When Brenna Nichols sees her father die in a car bomb explosion, she at first assumes that the well-known judge was killed by a criminal with a grudge. That belief is shaken when the tragedy brings Blake Trahern back into her life after twelve years. Her father brought the adolescent Blake home to live, directing the young troublemaker away from a life of crime, and the younger Brenna naturally had a crush on him. He left town right after graduating from high school, however, and hasn’t been heard from since.

He’s there when she awakens in the hospital, though, and for some reason seems to think it is his responsibility to protect her and find out who murdered her father. Brenna is skeptical and not entirely cooperative, until Blake is finally forced to tell her the whole truth. Judge Nichols took Blake in because he recognized him as a Paladin – a genetic combination of human and Other. Others are beings from a parallel dimension who attack our reality through fault lines that open periodically.
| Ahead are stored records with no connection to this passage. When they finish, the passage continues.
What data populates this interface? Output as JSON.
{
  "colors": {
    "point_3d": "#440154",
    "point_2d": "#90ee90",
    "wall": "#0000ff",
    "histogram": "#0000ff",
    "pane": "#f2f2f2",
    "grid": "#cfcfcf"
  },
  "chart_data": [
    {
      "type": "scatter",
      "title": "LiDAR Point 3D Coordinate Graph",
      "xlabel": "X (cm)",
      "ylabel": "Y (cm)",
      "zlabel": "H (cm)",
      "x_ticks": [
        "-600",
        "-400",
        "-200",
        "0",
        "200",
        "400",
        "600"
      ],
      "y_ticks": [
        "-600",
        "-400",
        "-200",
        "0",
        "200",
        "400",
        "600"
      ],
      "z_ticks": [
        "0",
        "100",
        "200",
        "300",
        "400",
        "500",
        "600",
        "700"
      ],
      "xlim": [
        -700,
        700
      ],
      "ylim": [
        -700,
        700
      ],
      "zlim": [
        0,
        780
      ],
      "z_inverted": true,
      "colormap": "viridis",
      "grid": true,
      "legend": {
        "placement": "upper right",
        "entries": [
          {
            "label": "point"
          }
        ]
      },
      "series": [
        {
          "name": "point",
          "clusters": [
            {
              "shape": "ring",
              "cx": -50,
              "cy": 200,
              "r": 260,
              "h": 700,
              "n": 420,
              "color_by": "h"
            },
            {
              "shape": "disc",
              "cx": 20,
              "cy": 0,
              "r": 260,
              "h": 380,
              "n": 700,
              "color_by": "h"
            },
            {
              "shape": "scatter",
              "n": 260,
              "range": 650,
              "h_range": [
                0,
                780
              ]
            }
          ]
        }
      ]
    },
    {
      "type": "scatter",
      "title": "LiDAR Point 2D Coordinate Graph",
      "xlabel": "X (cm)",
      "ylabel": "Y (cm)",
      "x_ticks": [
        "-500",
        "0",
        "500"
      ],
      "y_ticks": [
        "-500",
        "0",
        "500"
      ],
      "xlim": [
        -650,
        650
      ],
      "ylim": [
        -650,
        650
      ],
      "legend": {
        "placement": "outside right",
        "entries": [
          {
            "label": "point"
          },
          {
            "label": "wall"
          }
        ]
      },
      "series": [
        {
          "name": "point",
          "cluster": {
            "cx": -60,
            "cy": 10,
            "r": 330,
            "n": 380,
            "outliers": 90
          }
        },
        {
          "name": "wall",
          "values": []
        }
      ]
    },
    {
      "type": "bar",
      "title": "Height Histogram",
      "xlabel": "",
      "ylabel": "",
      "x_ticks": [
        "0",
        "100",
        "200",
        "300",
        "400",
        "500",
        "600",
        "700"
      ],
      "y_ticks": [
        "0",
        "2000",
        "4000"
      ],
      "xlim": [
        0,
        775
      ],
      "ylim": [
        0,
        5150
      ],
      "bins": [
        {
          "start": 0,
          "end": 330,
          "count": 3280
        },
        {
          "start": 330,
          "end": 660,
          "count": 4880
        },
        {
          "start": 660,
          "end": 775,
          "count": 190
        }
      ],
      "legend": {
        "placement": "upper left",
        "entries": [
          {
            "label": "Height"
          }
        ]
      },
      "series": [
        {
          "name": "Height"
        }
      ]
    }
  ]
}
Paladins’ genetic makeup makes them extremely strong and intelligent, and gives them the ability to quickly recover from physical wounds, even revive after they’ve been ‘killed,’ although at considerable cost to their sanity.

The Paladins are the sword-wielding warriors who guard the fault lines and repel the Others when they attack, although occasionally Others slip through. Judge Nichols, unbeknownst to Brenna, was a Regent, a member of the cabal that oversaw and guided Paladin activities, and Blake believes the judge was killed because he discovered a traitor among them.

Ms. Morgan, to my enormous delight, starts her story (literally with a bang) right on page one. She tells us exactly what we need to know about the people and the situation when we need to know it – and isn’t afraid to keep us guessing when that would make the experience more fun.

Blake, while a fairly typical alpha, is nicely drawn and never falls into cliché territory. His character growth is accomplished slowly but inexorably during the book as he realizes that he might not be stronger alone, as he’d always assumed.

Brenna was the kind of heroine I’m always happy to see – one who lives up to her billing as a strong, smart woman. Yes, she makes mistakes, but they are always firmly in character and strengthen our view of her as a multi-dimensional person. It enhanced the physical side of the romance immeasurably that Brenna was Blake’s equal in bed. In the world of pain and killing that she’s stumbled into, she’s out of her depth, struggling with the reality of her father’s duplicity and the violent nature of Blake’s occupation. In the bedroom, though, she’s not afraid to be as demanding as her assertive mate. If Blake were ever tempted to put her on a pedestal, she’d simply refuse to stay put.

The pace is brisk, the writing effortless and the suspense plot keeps everything moving, enhancing the character development and the romance. Blake and Brenna’s relationship starts off simmering and ends up sizzling, but there was no doubt in my mind that these two were going to make a great partnership.

I should also be sure to tell you that this book stands beautifully on its own. I was aware that I was reading a book in a series, but never felt as though I’d missed anything crucial to this story by not having read the previous one. As it happens, though, since Ms. Morgan has proved herself such an adept storyteller I’ll be looking for both the last book and the next one.